El 12 de marzo de 1927, en Chascomús, provincia de Buenos Aires, hijo de Ana María Foulkes y Serafin Raúl Alfonsín Ochoa, llegó al mundo Raúl Ricardo, quien a los 56 años sería ungido trigésimo tercer presidente constitucional de la Argentina. El día que cumplió sus ochenta años recibió en su casa a GENTE, para recordar tanto sus días más felices como sus episodios más dramáticos. Habló del país y del mundo, demostrando que aún en el 2007 seguía viviendo y respirando política.
 
Lunes 12 de marzo, cuatro de la tarde. Avanza por el pasillo y entra en el luminoso living de ese quinto piso, letra A, de Santa Fe al 1600, donde vivió, como en Olivos y en la Casa Rosada entre el 10 de diciembre de 1983 y el 8 de julio de 1989, las pugnas, las batallas, los peligros, las alegrías, los tragos amargos y el eclipse de su presidencia.

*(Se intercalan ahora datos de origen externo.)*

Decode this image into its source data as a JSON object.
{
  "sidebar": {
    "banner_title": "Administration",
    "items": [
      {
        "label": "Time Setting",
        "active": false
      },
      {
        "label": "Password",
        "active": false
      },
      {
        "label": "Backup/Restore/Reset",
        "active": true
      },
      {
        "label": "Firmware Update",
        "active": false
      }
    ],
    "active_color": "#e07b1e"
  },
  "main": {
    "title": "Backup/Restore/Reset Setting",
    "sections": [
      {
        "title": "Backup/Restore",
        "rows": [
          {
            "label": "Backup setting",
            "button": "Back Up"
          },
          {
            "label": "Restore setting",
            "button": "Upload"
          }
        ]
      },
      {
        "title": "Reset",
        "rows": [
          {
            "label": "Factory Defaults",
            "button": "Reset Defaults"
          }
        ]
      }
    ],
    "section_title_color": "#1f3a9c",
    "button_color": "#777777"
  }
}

–Perdonen… perdonen… Me quedé dormido…

–Nada que perdonar, doctor. Y feliz cumpleaños…
–Gracias, gracias. Es que ha sido un día muy agitado, ¿sabe? El teléfono no para de sonar… Pregunte, nomás...

–Muchos argentinos reconocen que le deben mucho. ¿Siente que le pagaron, o la deuda sigue abierta?
–No creo que me deban, no… Tampoco sé si todos me quieren, desde luego. Pero noto, eso sí, respeto. En los lugares públicos recibo saludos casi afectuosos, o por lo menos, respetuosos. Lo importante es haber llegado a los ochenta sin odios, sin rencores, con balances que siempre parecen deficitarios porque nunca se lograron los objetivos, pero llenos de episodios alegres, aunque también de tristezas, de logros… ¡y de fracasos!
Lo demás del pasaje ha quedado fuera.